To receive Social Security disability payments, a person must have a medical impairment expected to last at least a year preventing them from substantial gainful activity. Lawmakers have pressed the Social Security Administration to evaluate the long-term impact of covid-19 on people’s ability to work. Meanwhile, workers’ compensation is paid to people injured by a job, but it can be harder to prove that an infection occurred on a job than it is to prove a slip or fall.
“There are already some signs of how long COVID may change the disability services landscape. For instance, Stop The Wait — a coalition of disability, health and aging organizations — is reupping a fight to eliminate a two-year waiting period for Medicare coverage and five-month waiting period for Social Security Disability Insurance for many people with disabilities,” Chelsea writes.
Anthony Fauci and Rep. Jim Jordan clashed in a heated exchange about reopening.

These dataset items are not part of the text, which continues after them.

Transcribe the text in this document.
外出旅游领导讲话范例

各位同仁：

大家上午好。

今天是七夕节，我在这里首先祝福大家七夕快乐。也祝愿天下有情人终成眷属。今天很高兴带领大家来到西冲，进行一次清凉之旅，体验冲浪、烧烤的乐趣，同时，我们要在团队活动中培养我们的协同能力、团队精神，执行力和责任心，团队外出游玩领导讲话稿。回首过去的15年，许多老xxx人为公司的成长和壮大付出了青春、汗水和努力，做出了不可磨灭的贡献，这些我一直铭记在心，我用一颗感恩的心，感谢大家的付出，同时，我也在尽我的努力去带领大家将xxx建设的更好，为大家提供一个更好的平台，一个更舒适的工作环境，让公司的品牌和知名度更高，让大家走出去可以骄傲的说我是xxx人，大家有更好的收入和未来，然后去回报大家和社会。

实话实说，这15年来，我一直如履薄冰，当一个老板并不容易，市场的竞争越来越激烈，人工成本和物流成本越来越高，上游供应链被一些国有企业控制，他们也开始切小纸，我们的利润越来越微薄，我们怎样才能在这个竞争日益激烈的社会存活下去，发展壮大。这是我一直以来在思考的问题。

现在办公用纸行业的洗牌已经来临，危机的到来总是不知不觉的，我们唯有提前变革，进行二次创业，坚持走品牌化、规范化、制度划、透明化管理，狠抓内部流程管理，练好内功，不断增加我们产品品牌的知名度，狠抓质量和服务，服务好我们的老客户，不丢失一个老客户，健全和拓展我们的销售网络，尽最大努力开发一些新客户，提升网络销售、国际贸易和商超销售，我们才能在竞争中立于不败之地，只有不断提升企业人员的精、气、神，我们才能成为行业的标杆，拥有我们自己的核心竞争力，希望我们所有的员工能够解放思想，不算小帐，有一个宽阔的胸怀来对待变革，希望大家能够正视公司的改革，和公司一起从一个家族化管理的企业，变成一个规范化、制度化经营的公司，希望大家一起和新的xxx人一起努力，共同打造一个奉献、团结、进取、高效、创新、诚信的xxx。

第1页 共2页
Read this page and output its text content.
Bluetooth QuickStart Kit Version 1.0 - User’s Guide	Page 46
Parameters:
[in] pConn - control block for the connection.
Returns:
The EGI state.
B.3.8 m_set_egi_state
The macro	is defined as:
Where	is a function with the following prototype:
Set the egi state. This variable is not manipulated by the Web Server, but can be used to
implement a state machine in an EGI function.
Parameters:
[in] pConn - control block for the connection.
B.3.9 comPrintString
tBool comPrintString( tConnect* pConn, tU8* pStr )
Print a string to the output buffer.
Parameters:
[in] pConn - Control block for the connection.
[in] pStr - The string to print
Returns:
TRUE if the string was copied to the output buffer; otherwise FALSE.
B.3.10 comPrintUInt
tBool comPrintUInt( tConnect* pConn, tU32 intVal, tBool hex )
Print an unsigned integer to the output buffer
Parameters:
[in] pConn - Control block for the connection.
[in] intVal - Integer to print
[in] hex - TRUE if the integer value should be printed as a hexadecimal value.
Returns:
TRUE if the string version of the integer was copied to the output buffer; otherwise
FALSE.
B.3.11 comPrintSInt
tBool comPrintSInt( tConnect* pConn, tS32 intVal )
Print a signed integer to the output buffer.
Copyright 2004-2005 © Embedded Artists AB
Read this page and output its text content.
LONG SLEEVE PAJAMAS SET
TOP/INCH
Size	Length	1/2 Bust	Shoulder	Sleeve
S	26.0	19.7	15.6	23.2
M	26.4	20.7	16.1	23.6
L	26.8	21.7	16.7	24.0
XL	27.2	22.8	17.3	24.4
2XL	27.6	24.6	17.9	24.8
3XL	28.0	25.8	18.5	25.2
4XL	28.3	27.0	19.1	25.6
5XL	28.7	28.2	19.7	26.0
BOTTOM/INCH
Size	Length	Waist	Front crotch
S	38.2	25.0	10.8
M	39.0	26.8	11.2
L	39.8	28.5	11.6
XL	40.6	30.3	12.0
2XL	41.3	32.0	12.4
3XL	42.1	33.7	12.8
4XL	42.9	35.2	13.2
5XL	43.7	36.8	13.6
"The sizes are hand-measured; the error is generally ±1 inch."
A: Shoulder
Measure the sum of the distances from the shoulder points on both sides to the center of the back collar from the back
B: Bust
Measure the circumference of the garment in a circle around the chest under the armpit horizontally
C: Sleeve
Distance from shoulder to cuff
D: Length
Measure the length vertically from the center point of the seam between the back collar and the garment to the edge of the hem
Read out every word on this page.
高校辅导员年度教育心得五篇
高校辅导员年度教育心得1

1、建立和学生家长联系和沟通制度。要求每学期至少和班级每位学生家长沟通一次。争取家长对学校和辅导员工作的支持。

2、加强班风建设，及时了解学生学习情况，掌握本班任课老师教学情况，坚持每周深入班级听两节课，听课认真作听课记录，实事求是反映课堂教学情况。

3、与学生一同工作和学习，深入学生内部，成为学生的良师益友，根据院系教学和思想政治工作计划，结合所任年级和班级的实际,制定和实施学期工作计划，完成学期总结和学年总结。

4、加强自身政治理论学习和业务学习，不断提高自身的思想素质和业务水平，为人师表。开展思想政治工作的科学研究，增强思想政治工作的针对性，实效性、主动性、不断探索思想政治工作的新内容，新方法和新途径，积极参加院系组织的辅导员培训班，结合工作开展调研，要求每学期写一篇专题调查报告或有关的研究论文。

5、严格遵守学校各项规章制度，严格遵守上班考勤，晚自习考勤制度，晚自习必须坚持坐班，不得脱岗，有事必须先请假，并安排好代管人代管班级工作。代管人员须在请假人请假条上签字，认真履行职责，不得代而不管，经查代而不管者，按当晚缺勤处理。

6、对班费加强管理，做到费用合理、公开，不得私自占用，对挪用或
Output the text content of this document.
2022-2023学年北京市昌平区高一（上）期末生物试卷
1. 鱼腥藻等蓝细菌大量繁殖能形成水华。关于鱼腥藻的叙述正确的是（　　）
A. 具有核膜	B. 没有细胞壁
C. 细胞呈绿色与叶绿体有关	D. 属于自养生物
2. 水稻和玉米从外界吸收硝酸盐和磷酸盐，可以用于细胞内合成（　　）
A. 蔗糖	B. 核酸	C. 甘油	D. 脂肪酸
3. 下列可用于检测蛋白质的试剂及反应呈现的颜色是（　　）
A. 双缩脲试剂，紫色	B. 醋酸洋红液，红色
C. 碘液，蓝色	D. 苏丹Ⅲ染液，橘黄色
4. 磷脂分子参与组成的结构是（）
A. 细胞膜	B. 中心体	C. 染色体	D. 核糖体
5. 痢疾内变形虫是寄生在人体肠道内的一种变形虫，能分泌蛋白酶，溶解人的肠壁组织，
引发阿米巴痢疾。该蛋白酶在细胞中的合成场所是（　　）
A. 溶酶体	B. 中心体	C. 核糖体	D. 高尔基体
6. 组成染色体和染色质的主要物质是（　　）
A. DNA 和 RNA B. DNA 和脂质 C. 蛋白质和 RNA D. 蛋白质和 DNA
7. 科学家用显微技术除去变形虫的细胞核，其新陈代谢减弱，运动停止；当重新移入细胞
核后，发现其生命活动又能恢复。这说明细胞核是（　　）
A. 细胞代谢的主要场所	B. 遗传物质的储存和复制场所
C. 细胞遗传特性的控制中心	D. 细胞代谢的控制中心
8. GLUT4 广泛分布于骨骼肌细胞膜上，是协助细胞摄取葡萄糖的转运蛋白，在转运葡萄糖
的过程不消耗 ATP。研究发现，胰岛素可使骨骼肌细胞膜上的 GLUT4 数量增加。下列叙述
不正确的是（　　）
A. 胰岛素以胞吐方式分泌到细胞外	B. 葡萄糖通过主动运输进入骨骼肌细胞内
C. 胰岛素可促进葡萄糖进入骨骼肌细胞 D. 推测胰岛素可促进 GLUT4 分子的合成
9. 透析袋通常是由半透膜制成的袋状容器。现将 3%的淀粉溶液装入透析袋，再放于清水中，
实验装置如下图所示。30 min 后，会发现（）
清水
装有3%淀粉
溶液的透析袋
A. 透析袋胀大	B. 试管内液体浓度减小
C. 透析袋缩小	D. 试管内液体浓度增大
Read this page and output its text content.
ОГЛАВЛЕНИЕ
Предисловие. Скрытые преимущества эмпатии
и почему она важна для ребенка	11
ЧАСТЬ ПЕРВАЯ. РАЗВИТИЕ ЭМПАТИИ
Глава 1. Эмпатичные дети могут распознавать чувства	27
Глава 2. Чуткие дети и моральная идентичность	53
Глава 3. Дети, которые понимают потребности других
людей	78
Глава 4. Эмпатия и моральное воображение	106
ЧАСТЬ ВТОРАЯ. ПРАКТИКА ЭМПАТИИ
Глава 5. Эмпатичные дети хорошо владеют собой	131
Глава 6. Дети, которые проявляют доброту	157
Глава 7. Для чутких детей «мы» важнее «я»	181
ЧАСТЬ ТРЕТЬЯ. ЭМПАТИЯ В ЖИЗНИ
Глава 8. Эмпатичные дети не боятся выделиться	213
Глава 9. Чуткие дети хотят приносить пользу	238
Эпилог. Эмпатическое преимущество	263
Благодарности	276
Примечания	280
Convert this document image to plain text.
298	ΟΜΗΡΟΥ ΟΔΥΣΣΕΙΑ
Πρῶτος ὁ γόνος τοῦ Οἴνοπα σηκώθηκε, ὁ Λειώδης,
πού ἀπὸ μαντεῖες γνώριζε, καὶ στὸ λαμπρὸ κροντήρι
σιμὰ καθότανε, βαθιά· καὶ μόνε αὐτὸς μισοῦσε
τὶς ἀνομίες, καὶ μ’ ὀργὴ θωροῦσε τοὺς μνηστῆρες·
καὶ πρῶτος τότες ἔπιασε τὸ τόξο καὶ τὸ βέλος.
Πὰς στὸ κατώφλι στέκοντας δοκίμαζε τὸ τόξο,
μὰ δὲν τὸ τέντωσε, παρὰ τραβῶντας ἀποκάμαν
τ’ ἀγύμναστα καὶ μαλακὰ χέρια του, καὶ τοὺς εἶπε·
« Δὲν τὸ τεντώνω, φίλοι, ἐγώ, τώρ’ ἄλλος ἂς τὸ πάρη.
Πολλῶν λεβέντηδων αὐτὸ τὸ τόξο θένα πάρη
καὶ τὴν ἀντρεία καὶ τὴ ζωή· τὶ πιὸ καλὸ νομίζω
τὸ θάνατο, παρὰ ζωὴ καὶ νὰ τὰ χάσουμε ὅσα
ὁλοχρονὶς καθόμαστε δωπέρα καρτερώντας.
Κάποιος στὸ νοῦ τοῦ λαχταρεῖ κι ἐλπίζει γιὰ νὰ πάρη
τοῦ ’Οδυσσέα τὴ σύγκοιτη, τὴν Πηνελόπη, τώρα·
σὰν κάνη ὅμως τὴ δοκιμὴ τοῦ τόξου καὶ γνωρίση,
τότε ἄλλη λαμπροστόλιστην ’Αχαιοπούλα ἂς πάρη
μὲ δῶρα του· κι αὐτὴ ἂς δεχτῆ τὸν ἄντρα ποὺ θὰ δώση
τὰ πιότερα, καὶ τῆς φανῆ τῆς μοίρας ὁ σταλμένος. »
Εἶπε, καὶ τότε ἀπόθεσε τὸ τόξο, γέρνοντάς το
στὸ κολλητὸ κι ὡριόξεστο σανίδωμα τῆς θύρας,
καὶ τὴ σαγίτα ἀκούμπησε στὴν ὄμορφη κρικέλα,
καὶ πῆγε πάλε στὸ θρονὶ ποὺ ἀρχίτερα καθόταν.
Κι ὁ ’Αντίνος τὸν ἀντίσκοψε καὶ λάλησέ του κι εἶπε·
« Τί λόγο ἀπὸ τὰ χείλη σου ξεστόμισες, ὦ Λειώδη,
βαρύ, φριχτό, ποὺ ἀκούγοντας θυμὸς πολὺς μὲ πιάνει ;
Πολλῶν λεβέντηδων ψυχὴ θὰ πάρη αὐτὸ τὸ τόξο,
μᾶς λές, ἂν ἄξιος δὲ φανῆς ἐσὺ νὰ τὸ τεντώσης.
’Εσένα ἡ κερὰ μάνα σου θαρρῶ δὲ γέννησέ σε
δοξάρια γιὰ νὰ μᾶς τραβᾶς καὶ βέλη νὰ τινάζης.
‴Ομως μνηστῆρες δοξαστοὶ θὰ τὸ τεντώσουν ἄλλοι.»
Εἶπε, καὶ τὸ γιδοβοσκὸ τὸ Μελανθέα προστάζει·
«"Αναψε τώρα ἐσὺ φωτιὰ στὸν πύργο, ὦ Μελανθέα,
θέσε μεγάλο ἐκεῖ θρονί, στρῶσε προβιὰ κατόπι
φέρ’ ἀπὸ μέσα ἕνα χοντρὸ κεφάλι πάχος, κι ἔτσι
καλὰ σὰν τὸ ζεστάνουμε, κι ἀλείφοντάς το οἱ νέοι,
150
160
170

Jordan (R-Ohio) asked Fauci, the director of the National Institute of Allergy and Infectious Diseases, when the country could begin relaxing physical distancing and mask-wearing restrictions, framing it as a matter of regaining personal liberty.
“We had 15 days of ‘slow the spread’ turn into one year of lost liberty,” Jordan said during a hearing of the House Coronavirus Crisis Subcommittee. “What metrics, what measures, what has to happen before Americans get more freedoms back?”
“You’re indicating liberty and freedom. I look at it as a public health measure to prevent people from dying and going to the hospital,” Fauci responded.
Fauci accused Jordan of “making this a personal thing.”
Elsewhere in health care
The FDA is looking for ways to ensure the safety of old drugs without triggering price hikes.
In November, the Trump administration ended the FDA’s Unapproved Drugs Initiative. The program was created to ensure that older drugs went through FDA approval to determine their safety and efficacy, but critics say it had unintended consequences, as drugmakers at times implemented massive price hikes for medicines that had been around for decades.
“Now the FDA is considering whether and how to replace it, while advancing the Biden administration’s goal of reducing prescription drug prices overall. An announcement is expected soon,” Kaiser Health News’s Harris Meyer reports. “But health care policy analysts and executives fear drugmakers still will find ways to maintain high prices for drugs already approved through the program, and to jack up prices for remaining unapproved drugs on the market, estimated to number at least 1,500.”